10 - Hari Pertama (2)

3.6K 538 36
                                    


Rafan mengegas motornya sampai melewati mobil Diya karena sekolah sudah dekat. cepat-cepat Rafan memarkirkan motornya lalu menunggu di depan gerbang menunggu mobil Diya datang.

Senyumnya tersungging lebar saat mobil Diya berhenti di depan gerbang dan jendela samping kemudi turun.

"Hati-hati di jalan ya Yah." kata Rafan tak tahu malu.

Muka ayah Diya sudah merah padam menahan kesal. Namun dia tahu tidak mungkin memperpanjangnya dilihat sekeliling mereka ramai. Ayah Diya memilih menaikkan kaca jendela dan pergi dari sana.

Setelah ayahnya pergi, Diya yang sudah berdiri di depan Rafan memukul lengan Rafan kesal.

"Lo mau bikin bokap gue hypertensi?!" kata Diya emosi.

Rafan mengusap perutnya yang kelaparan. "Temenin ke kantin yuk, laper!"

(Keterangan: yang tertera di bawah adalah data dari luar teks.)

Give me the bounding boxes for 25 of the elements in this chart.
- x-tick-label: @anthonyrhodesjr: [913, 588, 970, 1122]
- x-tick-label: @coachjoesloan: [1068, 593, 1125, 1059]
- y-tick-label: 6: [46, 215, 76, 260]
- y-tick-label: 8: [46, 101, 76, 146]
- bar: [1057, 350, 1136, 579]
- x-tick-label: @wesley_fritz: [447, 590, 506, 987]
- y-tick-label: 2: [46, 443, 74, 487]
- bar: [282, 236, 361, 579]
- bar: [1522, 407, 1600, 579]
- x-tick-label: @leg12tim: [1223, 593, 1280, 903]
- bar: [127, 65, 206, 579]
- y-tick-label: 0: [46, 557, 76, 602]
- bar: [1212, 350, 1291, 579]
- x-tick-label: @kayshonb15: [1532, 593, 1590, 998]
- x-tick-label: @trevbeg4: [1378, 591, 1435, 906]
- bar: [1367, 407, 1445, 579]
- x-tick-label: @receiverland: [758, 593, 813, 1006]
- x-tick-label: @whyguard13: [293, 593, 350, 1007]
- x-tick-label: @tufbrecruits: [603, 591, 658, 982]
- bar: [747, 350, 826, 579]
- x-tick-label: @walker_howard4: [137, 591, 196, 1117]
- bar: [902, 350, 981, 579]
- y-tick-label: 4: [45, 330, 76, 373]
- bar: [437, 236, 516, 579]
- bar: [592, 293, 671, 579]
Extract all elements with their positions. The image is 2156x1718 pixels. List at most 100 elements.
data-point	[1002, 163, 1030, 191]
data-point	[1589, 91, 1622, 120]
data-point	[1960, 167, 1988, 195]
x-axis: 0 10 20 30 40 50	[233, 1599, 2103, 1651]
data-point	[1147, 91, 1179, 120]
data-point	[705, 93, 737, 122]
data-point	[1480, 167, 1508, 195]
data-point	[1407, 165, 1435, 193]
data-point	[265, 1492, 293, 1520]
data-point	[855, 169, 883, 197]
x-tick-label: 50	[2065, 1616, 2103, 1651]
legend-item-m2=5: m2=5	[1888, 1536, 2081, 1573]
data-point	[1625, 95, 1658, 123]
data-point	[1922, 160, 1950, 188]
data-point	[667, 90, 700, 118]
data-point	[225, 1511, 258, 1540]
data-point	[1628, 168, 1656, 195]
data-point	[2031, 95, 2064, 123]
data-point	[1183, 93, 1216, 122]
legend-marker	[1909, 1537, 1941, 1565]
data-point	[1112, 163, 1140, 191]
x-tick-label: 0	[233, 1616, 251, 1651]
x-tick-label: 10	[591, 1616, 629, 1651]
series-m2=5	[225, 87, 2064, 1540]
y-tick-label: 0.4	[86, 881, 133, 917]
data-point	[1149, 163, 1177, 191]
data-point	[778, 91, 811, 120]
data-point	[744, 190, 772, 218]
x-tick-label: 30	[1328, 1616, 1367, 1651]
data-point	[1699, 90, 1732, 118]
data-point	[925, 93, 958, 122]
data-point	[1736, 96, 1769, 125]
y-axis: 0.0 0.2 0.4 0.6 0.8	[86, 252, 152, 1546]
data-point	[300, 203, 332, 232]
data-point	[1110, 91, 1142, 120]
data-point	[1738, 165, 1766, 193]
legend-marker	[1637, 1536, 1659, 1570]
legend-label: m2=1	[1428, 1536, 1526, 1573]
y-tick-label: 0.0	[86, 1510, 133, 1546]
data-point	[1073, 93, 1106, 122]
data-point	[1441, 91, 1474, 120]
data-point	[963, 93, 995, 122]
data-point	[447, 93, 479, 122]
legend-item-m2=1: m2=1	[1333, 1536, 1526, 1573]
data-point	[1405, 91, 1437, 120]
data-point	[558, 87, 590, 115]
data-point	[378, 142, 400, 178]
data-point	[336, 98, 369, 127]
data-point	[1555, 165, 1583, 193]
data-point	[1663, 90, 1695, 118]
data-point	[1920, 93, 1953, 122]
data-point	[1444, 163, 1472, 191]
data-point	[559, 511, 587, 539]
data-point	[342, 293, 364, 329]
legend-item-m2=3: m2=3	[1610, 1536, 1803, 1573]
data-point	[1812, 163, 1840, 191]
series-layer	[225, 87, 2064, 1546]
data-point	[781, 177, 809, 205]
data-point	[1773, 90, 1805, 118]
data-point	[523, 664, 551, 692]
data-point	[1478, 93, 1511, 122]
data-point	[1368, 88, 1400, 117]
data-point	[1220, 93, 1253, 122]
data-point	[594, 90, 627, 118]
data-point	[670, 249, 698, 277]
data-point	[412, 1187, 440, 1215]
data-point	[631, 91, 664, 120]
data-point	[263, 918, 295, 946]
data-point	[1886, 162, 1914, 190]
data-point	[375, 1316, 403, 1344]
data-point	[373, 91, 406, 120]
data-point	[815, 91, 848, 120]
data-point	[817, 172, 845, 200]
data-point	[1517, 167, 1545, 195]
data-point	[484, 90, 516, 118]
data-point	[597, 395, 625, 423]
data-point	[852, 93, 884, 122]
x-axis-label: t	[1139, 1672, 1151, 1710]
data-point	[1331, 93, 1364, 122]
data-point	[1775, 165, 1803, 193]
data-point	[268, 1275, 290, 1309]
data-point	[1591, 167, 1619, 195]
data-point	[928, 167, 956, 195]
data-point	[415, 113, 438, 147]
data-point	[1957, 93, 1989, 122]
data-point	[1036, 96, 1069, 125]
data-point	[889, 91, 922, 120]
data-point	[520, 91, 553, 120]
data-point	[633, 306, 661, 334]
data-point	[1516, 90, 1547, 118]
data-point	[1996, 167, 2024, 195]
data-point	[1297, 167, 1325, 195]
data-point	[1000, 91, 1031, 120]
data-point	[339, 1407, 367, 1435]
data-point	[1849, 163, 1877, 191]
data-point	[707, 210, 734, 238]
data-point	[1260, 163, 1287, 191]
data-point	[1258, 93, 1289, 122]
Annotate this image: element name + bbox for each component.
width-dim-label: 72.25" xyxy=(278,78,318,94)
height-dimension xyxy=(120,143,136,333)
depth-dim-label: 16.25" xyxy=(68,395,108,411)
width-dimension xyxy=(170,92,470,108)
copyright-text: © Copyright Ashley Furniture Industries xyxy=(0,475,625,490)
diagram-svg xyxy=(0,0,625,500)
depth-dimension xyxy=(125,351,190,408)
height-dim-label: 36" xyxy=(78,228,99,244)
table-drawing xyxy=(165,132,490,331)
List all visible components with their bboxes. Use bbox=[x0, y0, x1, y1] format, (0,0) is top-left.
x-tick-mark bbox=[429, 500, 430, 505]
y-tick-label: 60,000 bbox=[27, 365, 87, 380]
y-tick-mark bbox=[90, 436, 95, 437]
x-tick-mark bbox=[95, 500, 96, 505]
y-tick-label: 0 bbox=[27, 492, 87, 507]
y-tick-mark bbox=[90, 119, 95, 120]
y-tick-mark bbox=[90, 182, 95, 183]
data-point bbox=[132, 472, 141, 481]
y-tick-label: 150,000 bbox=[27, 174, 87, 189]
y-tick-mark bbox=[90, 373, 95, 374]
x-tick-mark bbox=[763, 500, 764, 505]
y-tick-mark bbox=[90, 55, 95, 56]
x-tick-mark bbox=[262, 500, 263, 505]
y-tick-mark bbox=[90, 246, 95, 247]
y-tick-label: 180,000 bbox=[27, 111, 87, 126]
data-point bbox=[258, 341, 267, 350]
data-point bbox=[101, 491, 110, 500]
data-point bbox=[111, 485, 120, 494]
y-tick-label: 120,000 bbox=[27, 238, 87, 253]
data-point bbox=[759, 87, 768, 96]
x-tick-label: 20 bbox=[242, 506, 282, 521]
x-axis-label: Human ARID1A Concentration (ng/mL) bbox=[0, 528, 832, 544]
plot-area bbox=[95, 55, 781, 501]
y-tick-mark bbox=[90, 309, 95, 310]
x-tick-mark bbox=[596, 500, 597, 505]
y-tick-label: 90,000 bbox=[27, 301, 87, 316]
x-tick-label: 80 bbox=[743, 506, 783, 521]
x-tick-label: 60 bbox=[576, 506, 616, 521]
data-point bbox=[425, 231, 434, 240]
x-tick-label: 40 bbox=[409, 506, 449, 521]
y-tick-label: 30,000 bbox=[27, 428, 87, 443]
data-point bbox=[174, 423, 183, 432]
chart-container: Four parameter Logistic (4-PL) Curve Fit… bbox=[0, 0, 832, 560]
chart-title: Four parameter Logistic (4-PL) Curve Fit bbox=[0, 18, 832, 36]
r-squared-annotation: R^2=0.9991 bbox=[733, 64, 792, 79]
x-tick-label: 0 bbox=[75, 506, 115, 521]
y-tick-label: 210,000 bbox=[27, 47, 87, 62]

Cowok itu sama sekali tidak memedulikan Diya yang menggigiti bibirnya gemas. Diya memang baru pertama kali dekat dengan cowok. Tapi dia tidak tahu, pengalaman pertamanya bisa bersama cowok yang semenyebalkan ini.

Diya tidak punya pilihan lain selain berlari menyusul Rafan.

"Di rumah enggak sarapan emang?" tanya Diya.

"Nggak sempet."

Cemberut Diya mengendur. Dia masih berjalan di samping Rafan, memandang Rafan dengan pandangan bersalah. Bagaimana bisa dia marah-marah? Padahal Rafan sudah melewatkan sarapan hanya karena menjemputnya. Diam-diam Diya tersenyum tipis.

Langkah Rafan berhenti. Otomatis Diya juga ikut berhenti. Ada papan pengumuman di depan. Banyak yang berkerumun di sana.

"Di!!!"

Dya menoleh saat Lala memanggilnya. Cewek itu mendekat dan jejingkrakan heboh hingga Diya bingung sendiri. "Apaan?"

"Kita sekelas!!!"

Mendengar itu Rafan langsung tahu kalau papan pengumuman itu adalah pembagian kelas. Nanti saja dia lihat. Rafan memilih makan.

"Eh, mau ke mana?" Diya menarik lengan kemeja Rafan. Cowok itu berniat pergi menjauh. "Lihat ke sana dulu." ajak Diya.

"Liatin ya, gue laper."

Rafan seakan tidak peduli akan di tempatkan di mana. Seakan tidak peduli mau di tempatkan di kelas manapun. Sepertinya cowok itu juga tidak mempunyai keinginan untuk sekelas dengannya.

Diya menghela napas namun tetap mengangguk juga.

---

Rafan duduk di salah satu kursi di meja kantin yang kosong setelah memesan makanan. Tangannya langsung mengeluarkan ponsel dan menghela napas melihat banyaknya misscall di sana dan semuanya dari bunda.

Satu pesan masuk ke ponselnya dari nomor tidak di kenal.

Fan, kamu tadi ke mana?

Shiena. Rafan memang tidak pernah menyimpan kontak milik Shiena. Dulu pernah dia memblokirnya. Akibatnya, Shiena mengadu pada Fiandra. Dan ujung-ujungnya, bundanya itu memintanya untuk tidak memblokir nomor Shiena. Saat itu Rafan akhirnya melunak dengan syarat, suka-suka dia mau membalas pesannya atau tidak, juga mengangkat panggilannya atau tidak.

Seperti sekarang. Rafan menghapus pesan itu cepat. Tanpa membalasnya.

Tepat pada saat itu sebuah panggilan masuk. Saat melihat layar dia tahu dia akan di marahi. Meskipun begitu, dia tetap mengangkatnya.

"Iya, Bun ..."

Fiandra mendengus sebal di seberang sana. "Sampai kapan kamu mau kabur-kaburan begitu?" tanya Fiandra kesal.